Scientists have been “crying out” for someone in a position of political power to decide what level of Covid-19 infections are “acceptable”, MPs heard.

“I think it’s reasonable to say let’s not have Covid winters that are any worse than bad flu winters. But, actually, bad flu winters could be quite bad,” Professor Dame Angela McLean, chief scientific adviser at the Ministry of Defence, told the Science and Technology Committee.

“It’s one of the things we’ve cried out for again and again – could somebody in a position of political power tell us what is an acceptable number of infections.

“Maybe this past year, maybe a 2020 where the number of infections and deaths was so high, perhaps nobody would say that.

“But we do need to decide what level is acceptable and then we can manage lives with that in mind.”

She added: “We do need to decide what level is acceptable and then we can manage our lives with that in mind.”

Professor Mark Woolhouse, professor of infectious disease epidemiology at the University of Edinburgh, added: “The answer is not zero. If you take the view that no Covid death is acceptable or something of that order, you are writing a blank cheque to do any amount of harm by the measures you have implemented to try and control it.”

Samuel Osborne17 February 2021 12:28


Expect coronavirus to mutate in response to vaccines, professor says

Professor Sir John Bell, Oxford’s regius professor of medicine, said coronavirus mutations in response to vaccines should be expected this year.

So far most of the variants had been due to the vaccine evolving to be more effective in humans, having only recently crossed species, he told the Commons Science and Technology Committee.

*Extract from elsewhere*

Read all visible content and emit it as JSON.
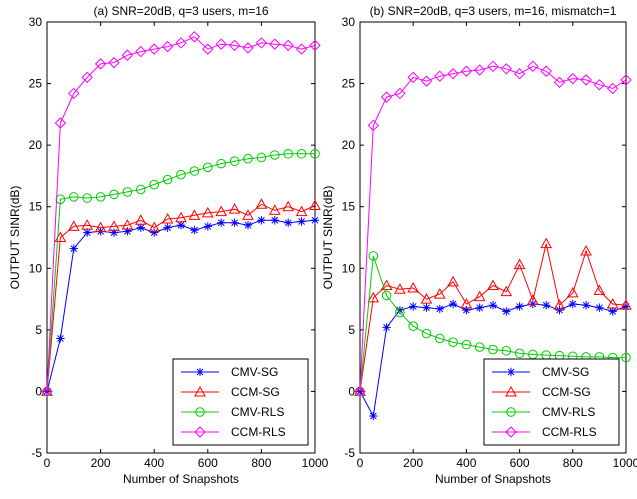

“Most of the variants we have seen so far represent that kind of adaptation to a new species – it’s a bit like moving into a new apartment, you are shuffling the sofa around and making sure the TV is in the right place.

“That’s what the virus is doing with most of these mutations.

“What we will see between now and the end of the year is a number of variants which are driven by immunological selection, largely by the vaccines, and that will add another layer of complexity.”

He said that while some variants had “quite profound resistance” to existing immunity, it did appear the existing vaccines were able to prevent severe disease.

“We need to be conscious of the new variants, we need to be ready to make new vaccines if we need them, but I am pretty clear our existing vaccines are going to work to some extent,” he said.